AMD Instinct MI200: Dual-GPU Chiplets and 96 TFLOPS FP64

AMD Radeon MI200 announcement slides
(Image credit: AMD)

AMD officially revealed its Instinct MI200 compute focused GPU today during its Accelerated Data Center Keynote, delivering a major upgrade over the previous Instinct MI100. The MI200 will be used in the upcoming Frontier supercomputer, powering its exascale performance via thousands of EPYC CPUs and MI200 GPUs. AMD makes numerous comparisons to Nvidia's A100, claiming significant increases in computer performance and density. As always, take these announcements with a grain of salt as paper specs don't tell the whole story, but MI200 looks to be an absolute monster.

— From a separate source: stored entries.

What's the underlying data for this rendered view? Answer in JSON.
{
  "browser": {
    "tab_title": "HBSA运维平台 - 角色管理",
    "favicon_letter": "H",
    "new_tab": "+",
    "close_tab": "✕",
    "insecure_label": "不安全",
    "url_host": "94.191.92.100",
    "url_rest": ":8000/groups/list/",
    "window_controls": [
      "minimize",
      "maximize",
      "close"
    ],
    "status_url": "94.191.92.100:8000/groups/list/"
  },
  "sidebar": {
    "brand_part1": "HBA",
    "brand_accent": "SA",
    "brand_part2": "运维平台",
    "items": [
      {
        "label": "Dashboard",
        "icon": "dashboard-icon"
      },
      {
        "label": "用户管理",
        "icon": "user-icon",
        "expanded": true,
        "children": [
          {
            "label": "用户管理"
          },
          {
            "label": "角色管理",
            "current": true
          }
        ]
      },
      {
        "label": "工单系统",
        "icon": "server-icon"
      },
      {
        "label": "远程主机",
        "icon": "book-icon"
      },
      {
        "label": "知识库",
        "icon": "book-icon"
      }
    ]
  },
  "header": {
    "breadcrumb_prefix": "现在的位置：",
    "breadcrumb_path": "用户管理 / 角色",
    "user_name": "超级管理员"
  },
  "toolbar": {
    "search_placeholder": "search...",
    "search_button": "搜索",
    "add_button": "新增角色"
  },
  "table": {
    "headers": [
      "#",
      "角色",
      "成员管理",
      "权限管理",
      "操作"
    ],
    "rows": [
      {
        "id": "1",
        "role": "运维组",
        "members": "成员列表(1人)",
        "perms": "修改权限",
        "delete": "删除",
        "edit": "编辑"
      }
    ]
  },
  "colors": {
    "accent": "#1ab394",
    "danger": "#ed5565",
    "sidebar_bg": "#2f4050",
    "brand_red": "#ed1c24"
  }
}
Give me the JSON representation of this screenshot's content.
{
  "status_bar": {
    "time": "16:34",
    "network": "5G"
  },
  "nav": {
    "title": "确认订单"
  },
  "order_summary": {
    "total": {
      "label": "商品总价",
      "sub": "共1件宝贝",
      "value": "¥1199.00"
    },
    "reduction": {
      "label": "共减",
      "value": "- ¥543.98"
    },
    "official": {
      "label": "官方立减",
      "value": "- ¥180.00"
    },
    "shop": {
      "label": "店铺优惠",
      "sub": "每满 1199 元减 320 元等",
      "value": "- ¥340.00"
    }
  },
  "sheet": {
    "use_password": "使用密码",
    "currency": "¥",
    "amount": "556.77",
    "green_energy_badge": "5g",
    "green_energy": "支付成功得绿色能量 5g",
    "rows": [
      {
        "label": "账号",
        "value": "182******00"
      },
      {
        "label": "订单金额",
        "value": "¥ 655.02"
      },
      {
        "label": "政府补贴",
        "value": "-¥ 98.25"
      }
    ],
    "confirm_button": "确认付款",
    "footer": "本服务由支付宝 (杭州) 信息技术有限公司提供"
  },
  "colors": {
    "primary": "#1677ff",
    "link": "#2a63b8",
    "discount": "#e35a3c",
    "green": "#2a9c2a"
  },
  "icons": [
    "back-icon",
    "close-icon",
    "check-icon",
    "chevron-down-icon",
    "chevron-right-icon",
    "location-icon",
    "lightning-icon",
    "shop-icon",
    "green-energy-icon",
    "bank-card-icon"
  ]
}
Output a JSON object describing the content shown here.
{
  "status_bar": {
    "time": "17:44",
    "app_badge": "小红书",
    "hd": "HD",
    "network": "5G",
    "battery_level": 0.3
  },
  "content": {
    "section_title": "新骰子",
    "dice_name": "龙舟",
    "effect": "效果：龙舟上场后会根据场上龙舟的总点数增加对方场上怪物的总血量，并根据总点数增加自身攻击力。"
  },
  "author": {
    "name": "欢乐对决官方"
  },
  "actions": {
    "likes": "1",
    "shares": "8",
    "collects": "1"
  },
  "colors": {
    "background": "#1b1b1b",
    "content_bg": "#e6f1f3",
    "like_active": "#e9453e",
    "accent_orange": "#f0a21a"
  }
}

Fundamentally, MI200 appears to use an updated and enhanced version of the GPU that powered the MI100 — AMD calls the architecture CDNA2, similar to the RDNA2 vs. RDNA shift on the consumer side. MI100 had 120 CDNA CUs (compute units) and 7680 streaming processors. MI100 used TSMC's N7 fabrication node, and also supported up to 32GB of HBM2 memory clocked at 1.2 Gbps. MI200 takes the ball and runs with it, boosting all of the key performance metrics.

(Image credit: AMD)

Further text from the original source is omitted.